Male BALB/c mice were infected with 5x104 tissue culture-derived trypomastigotes forms of T. cruzi (Tulahuén strain) through gavage (GI) or within oral cavity (OI). Immunofluorescence analyses demonstrated the percentage of TNF-producing cells among each subset present within the tissue after 16/17 dpi, CD4+, CD8+, F4/80+ and Ly6G+ cells. A) heart and B) liver. Numbers represent mean±SEM. n = 3 mice/group (two different sections from each mouse).
Fig 6.
Anti-TNF therapy improves the survival of orally infected mice.

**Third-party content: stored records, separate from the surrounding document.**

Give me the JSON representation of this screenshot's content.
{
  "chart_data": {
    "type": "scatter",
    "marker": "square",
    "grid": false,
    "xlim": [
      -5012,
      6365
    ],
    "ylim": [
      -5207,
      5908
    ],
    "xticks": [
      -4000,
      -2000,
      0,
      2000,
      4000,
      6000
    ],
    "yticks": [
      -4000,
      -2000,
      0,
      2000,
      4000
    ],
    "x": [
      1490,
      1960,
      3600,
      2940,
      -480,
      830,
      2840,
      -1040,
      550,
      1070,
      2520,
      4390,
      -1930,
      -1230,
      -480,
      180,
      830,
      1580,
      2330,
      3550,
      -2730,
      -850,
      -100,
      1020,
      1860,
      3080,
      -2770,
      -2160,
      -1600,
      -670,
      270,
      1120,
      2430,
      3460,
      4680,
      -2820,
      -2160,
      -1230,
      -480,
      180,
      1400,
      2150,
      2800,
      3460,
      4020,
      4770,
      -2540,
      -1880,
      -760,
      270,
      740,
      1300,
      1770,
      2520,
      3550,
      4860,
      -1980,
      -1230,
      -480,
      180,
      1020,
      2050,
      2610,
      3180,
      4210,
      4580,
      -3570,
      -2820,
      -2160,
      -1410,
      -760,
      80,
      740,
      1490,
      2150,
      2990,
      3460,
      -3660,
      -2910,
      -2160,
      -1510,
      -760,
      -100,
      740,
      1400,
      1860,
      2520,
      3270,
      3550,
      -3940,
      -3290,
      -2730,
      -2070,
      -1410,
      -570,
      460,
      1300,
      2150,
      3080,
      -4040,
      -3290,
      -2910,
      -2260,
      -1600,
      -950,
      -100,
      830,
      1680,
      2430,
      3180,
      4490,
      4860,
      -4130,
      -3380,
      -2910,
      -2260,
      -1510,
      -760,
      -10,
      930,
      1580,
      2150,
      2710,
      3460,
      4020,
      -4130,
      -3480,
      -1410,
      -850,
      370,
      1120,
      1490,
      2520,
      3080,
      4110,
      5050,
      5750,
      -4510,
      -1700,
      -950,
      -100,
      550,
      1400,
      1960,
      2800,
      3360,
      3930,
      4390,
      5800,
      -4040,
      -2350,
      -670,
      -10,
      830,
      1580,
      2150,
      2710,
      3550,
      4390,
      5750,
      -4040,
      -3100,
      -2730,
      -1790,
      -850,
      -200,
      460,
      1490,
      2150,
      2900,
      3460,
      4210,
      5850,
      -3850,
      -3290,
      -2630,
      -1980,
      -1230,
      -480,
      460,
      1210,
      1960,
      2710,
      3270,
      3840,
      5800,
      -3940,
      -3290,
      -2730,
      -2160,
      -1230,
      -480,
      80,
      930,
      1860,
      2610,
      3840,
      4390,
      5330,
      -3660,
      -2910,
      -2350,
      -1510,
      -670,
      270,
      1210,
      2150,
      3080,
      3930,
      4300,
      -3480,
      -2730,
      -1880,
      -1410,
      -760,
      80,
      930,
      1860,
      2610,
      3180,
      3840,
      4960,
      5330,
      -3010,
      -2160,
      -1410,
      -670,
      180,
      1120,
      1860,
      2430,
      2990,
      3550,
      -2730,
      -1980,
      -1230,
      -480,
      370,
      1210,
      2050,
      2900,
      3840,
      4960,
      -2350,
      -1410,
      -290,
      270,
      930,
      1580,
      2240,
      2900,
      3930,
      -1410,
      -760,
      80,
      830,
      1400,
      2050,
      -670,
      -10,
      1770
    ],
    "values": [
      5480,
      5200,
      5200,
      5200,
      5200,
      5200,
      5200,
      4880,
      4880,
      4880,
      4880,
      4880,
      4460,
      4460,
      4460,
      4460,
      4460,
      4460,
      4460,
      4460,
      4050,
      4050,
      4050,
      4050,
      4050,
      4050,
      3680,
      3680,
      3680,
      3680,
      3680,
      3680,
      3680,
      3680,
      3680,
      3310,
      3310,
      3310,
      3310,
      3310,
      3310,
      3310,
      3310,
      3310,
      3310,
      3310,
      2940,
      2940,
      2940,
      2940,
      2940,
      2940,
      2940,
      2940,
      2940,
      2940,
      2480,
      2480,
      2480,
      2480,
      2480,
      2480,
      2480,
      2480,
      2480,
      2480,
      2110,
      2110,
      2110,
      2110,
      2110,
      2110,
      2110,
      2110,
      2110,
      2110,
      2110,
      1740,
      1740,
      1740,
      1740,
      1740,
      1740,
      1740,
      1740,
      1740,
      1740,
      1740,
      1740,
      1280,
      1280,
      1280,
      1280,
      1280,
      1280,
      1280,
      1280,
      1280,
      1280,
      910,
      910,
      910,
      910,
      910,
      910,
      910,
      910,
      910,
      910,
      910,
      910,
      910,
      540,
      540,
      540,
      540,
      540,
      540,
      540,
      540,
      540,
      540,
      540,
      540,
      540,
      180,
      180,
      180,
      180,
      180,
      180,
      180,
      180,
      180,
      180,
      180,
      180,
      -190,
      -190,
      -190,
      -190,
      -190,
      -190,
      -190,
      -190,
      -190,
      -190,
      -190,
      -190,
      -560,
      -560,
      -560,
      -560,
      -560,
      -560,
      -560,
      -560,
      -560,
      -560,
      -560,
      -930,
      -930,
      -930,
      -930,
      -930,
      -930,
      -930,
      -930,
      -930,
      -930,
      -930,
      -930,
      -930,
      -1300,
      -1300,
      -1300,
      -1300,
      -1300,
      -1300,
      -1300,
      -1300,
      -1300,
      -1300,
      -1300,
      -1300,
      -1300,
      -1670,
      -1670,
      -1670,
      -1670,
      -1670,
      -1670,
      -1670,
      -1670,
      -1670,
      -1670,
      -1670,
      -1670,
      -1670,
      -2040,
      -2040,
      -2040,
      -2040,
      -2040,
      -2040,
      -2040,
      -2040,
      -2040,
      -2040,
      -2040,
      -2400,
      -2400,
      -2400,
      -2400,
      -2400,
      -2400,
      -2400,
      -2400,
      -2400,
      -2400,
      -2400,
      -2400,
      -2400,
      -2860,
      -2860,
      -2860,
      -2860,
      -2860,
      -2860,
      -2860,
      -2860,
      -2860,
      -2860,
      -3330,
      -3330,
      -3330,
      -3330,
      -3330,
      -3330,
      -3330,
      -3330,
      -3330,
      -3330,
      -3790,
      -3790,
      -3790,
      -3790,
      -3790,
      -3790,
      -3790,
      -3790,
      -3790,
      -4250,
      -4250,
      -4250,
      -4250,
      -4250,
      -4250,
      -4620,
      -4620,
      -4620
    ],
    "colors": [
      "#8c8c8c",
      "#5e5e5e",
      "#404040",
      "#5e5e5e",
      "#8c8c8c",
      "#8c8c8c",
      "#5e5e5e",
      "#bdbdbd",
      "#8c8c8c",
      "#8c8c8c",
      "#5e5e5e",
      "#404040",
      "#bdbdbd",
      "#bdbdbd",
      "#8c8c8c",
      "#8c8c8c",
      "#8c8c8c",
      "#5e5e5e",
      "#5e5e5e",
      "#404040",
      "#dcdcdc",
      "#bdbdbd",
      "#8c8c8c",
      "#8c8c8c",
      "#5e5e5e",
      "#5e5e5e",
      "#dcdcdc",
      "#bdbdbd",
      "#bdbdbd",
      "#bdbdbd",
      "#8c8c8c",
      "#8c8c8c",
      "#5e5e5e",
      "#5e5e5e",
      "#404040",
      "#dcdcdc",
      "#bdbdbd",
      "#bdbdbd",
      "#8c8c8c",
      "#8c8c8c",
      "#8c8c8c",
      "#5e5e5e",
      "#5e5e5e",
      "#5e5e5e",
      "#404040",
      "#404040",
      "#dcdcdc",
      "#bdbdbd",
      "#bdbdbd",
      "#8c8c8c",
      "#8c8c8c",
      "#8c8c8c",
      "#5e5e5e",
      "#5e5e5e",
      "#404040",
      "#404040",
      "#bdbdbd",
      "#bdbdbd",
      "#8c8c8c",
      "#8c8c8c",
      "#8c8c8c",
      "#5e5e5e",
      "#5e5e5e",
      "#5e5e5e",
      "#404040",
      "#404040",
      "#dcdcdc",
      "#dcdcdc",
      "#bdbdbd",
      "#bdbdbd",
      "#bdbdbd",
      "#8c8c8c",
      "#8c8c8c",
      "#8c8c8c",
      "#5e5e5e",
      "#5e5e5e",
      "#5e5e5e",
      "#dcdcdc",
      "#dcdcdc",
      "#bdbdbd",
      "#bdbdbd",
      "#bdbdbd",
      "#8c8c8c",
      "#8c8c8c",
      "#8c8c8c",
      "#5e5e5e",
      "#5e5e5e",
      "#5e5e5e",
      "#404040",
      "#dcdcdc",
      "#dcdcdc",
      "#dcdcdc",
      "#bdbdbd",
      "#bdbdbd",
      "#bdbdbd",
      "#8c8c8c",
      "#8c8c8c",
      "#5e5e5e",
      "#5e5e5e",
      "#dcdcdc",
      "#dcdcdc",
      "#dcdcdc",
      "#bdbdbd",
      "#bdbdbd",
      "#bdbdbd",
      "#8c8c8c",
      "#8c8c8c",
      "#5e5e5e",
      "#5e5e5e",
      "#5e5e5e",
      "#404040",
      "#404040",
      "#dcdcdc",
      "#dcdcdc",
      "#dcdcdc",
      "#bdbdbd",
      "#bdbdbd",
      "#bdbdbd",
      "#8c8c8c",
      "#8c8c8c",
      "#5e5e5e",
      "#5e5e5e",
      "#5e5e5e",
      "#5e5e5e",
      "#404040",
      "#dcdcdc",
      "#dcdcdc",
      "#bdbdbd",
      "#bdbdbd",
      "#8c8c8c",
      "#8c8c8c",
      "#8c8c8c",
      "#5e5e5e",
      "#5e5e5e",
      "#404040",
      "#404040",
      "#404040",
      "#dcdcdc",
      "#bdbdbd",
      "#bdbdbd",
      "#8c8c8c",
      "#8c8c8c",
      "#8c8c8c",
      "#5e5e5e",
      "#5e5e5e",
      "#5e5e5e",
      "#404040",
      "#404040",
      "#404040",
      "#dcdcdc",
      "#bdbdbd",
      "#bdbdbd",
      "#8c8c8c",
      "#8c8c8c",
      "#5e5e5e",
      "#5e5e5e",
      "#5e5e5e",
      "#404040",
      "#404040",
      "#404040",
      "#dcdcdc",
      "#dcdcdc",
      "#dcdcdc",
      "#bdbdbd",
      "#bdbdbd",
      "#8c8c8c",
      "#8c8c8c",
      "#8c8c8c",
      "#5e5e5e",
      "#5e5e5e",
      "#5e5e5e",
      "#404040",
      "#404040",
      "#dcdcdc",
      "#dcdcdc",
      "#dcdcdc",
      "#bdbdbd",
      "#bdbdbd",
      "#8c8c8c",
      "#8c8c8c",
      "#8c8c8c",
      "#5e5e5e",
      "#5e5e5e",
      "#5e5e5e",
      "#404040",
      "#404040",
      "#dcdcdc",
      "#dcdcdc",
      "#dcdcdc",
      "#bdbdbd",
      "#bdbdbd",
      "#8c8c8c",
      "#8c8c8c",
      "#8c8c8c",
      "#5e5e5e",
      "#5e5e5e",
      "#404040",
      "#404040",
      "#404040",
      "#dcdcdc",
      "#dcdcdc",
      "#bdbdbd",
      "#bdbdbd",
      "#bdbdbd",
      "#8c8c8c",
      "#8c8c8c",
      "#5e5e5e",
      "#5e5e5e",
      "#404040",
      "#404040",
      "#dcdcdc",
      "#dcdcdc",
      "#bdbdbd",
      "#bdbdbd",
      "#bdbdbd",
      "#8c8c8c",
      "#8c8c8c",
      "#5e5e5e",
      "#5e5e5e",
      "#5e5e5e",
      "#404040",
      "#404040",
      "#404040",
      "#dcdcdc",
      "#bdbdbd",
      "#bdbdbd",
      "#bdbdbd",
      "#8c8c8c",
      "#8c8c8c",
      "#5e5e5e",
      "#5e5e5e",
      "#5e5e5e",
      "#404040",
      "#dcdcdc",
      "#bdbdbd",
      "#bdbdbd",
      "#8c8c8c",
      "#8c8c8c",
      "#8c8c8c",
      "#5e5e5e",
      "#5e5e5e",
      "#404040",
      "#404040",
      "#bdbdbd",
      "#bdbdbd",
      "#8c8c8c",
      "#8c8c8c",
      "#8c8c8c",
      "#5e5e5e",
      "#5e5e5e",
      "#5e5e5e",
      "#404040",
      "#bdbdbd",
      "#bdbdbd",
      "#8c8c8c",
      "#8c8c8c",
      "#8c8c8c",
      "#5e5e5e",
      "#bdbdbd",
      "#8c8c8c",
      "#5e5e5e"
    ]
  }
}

Male BALB/c mice were infected with 5x104 tissue culture-derived trypomastigotes forms of T. cruzi (Tulahuén strain) within oral cavity (OI). Anti-TNF treatment with etanercept began after 14 dpi and was performed weekly. A) Parasitemia (mean and SEM of ln parasite/mL) and B) mortality were followed during the acute phase and subjected to statistical analysis. Parasites were counted by light microscopy, and parasitemia calculated by Brener method. Statistical analysis was performed using GraphPad Prism 5. For parasitemia comparisons on days 8, 15, 19 and 22 dpi, one-tailed Mann-Whitney test was used. n: OI+enbrel = 14–23, OI+H2O = 3–23. Survival was analyzed by Log-rank (Mantel-Cox) (***) and Gehan-Breslow-Wilcoxon (##) tests. n = 20 mice (equivalent to 100%). * p = 0.05; ** p = 0.01; *** p = 0.001.